In early photos, I look alternately like an alien and an old man.
My dad has always found sleeping babies to be very soothing, and once, when I was seven months old, he fell asleep while holding me. I was asleep, too. Swaddled comfortably, I didn’t wake up when his sleep-slackened arms dropped me. I just rolled down his body and landed in the crook of his feet, still snoozing.
My mother entered and loudly voiced her displeasure. We both woke up, freaking out.
My mom always, always, always wanted kids (except for this time in elementary school when she wanted to be a nun). She couldn’t wait to get married and get pregnant. I have never wanted to be pregnant. She used to worry sometimes that she messed me up, somehow, and made me afraid of being pregnant or giving birth, but then she would reflect that she always spoke about that part so positively.
I’ve told her she really did sell it as something peaceful and even fun. I remember her saying, “It hurts a little bit, but then you have a baby at the end!” And she really meant it. It just never appealed to me. It always sounded scary to me.
The part where you take care of and raise a baby didn’t sound scary, which is how I know I was really, really young when I first tried to understand this whole parenthood thing. I’m old enough now to know that parents who give a shit are all going to be scared at some point. I’m not saying fear is the mark of a good parent or a bad parent. I am less and less sure what those terms mean, or that they are useful except in cases of radical wonderfulness and extreme awfulness. I’m saying it seems to just be what is.
Eventually, there would be two kids in our family. They considered three, but for financial reasons stuck with two. This would be a good place to add that my father began working at a birth control factory shortly after I was born, but that is, truly, another story.
Now, my brother has two little kids. I moved back to the East Coast to be closer to them as they grow up, and to my parents as they grow old. I expect I’ll spend more time in my former home of Los Angeles in future, too. I enjoy it out there, and I enjoy it here.
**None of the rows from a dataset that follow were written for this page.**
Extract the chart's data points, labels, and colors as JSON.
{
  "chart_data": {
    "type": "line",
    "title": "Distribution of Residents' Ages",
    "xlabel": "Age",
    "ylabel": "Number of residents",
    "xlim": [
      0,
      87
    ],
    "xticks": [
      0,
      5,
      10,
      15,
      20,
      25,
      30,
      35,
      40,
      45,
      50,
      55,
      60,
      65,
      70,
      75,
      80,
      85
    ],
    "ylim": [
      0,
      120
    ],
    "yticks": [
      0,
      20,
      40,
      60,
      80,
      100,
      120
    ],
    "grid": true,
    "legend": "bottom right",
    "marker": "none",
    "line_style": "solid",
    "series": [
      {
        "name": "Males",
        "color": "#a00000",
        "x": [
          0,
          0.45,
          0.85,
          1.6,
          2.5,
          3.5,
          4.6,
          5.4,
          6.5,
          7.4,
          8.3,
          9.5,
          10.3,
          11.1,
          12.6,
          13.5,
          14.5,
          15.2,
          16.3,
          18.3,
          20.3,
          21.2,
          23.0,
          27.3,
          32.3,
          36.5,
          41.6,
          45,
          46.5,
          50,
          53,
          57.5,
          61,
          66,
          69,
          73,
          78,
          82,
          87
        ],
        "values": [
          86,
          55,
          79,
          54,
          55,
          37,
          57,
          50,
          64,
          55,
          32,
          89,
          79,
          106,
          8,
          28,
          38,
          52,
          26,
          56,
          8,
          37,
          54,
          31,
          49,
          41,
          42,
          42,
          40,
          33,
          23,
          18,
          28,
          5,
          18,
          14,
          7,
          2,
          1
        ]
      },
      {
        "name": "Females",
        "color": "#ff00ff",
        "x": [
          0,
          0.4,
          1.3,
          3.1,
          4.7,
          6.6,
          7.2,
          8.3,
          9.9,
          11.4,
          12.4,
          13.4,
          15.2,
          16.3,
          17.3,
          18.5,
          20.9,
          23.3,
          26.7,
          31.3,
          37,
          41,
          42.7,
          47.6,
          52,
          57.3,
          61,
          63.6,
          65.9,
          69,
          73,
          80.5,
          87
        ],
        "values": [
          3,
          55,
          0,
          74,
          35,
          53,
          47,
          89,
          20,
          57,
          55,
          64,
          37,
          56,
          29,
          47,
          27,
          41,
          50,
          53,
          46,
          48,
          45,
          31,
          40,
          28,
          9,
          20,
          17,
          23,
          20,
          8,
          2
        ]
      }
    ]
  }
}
Can you imagine having homes in two places, on purpose? Can you imagine having kids, on purpose? I could always imagine these things for other people, but not for me. Now, though, I am changing. It has been an epoch of change.
I know you’ve changed, too.
Right now, I’m sitting on a rainy, dark October night in front of French doors open to the damp air. I’m a little sick. I’m drinking tea. I am alone, or as alone as you can be in a city where there’s always a dog barking or a car passing or a stranger talking or singing random pop songs as they stroll by. There are dogs and cats and rats - did you know rats can be wonderful pets? It’s true.
In Los Angeles I met an exterminator named Anthony who told me rats aren’t messy or gross or cruel; humans are. We are their problem more than they are ours. Anthony said he didn’t like killing them but it was part of the job he’d chosen and he tried to cause them as little pain as possible. My friend asked if maybe Anthony was trying to fuck me while he killed the many rats in my home in Silver Lake. I said probably, and if I was still drinking, maybe we’d hook up and have a squirming blameless creature of our own. But, you know, boundaries.
I tend to get lonely. I tend to isolate. I chose to come back here because New York City can be a surprising kind of relief. It takes me out of my own head, sometimes.
To the right of the French doors hangs a 1980 Audubon Society calendar my mom kept during her pregnancy and the first few months of my life. When I moved back East I found it and put it up in my temporary home, a rented condo not far from the hospital where I was born. I changed it to the correct month when it was the right time. The days are always off, of course. I like it.
I look at it when I need to remember that somebody wanted me to show up here on this planet and stay awhile. I do not take this knowledge lightly. To know it is a gift. To possess tangible evidence of it, as this long and dark season of death slowly, slowly, slowly tapers off, is a miracle.